The next morning (or a few hours later), use a spackling spatula to smear some bark butter on a tree branch, in little nooks and crannies of the tree, or in special bark butter bird feeders. Try to put some low down on an easy stump or hollow, where towhees and other birds that don't “cling” can get to it.
Try not to feed bark butter too late in the day; if it's left out overnight it will freeze hard and only the woodpeckers will be able to eat it! We usually feed them when we get up, and if the weather is bad we'll give them extra at lunch time.

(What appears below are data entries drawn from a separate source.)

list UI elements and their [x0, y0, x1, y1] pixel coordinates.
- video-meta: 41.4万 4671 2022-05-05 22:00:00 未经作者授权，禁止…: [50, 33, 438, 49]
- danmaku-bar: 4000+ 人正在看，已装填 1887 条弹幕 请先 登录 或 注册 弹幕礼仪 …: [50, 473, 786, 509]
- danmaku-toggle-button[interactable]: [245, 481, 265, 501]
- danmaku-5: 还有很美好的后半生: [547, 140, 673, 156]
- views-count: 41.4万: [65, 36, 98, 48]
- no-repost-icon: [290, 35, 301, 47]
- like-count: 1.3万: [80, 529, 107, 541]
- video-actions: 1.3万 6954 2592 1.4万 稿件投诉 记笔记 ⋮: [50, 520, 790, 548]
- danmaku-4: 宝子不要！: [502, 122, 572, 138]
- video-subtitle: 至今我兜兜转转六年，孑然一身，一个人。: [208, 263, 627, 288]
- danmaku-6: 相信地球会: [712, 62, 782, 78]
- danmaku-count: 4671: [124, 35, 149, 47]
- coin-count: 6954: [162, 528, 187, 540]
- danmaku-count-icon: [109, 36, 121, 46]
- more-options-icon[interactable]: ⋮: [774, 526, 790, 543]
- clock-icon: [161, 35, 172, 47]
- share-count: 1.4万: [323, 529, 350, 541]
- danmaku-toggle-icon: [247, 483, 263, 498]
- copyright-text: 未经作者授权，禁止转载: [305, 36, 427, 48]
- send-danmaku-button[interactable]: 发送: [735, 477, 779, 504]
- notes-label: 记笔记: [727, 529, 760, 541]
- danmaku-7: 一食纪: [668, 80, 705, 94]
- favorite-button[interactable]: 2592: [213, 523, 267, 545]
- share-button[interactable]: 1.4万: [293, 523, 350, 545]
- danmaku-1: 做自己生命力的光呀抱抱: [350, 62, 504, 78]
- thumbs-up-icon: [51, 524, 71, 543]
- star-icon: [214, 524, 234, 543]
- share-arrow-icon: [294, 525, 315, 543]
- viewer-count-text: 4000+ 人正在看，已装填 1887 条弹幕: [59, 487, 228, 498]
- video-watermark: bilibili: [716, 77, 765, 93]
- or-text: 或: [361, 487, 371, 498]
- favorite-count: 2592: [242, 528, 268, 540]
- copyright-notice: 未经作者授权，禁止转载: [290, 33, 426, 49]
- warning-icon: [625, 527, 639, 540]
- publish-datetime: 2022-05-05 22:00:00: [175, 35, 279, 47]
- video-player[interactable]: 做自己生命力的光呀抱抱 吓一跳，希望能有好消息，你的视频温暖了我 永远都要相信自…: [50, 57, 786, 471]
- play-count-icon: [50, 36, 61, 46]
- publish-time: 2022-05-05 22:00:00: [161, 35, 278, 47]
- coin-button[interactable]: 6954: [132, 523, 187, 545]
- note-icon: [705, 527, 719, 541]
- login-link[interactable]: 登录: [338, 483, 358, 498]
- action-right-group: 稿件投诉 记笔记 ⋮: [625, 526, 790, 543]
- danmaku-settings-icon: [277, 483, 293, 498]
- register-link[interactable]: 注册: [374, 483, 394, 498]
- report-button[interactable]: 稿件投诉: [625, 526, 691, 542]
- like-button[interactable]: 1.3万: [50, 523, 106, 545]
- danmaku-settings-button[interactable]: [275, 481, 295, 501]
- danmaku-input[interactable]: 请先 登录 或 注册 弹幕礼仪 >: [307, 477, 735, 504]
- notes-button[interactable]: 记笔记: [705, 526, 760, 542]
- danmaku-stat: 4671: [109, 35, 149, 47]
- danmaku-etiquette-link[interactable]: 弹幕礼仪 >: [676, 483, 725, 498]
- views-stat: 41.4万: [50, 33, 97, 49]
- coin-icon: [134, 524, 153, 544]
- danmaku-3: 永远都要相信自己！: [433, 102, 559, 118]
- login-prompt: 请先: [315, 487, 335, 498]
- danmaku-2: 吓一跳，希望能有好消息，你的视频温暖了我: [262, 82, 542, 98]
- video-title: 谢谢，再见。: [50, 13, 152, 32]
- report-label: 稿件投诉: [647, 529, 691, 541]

Tip: Create a "cheat" measuring tub for the flour:
This saves measuring the flour each time, so you only have to do it once!
Carefully measure the 3 cups of All Purpose Flour, leveling off each cup. Pour the flour into a large yogurt container (an extra FAGE 1000g tub works fine here too). Rock it gently until the flour is level and not peaked in the center. Take a Sharpie pen and draw a line around the top of the flour (see image, right). This line is how far up to measure the flour the NEXT time. Keep this marked container in your kit when you're done and you’ll never have to measure the flour carefully again!
Most of the recipes add the flour to the dry ingredients. However, I believe the flour is added to make the ingredients bind together. If so, it makes more sense to me to activate the flour with heat (flour+water+heat = wheat paste/glue). Once I started doing it this way, the flour the bark butter held together better, reducing the “crumbliness”. I could also cut back on the flour (from 4 cups to 3 cups).
The original recipes online call for equal part lard and peanut butter, but we found that was too dry. When we tried to smear it on the tree branch, it would crumble and fall. Adding more PB made it stickier. Heating the flour seems to make it stickier too. So after a few experiments, we settled on the recipe above.
The first few times I made it, it took me so long I thought I'd never make it again! But once I had organized my box of utensils, and practiced a few times, I can now make the first batch in about 45 minutes from start to finish, then the second batch takes about 30 minutes, plus cleanup and time to put everything away. So allow 1.5 hours total for two batches once you get organized.
Depending on how much you spoil your birds, how bad the weather, and the number of birds you have, a tub will last from a couple of days(!) to two weeks. In very bad weather, we feed twice a day (morning and lunch).
And just wait until you see how many birds will be lining up and tweeting for you in the morning, and how much they enjoy it!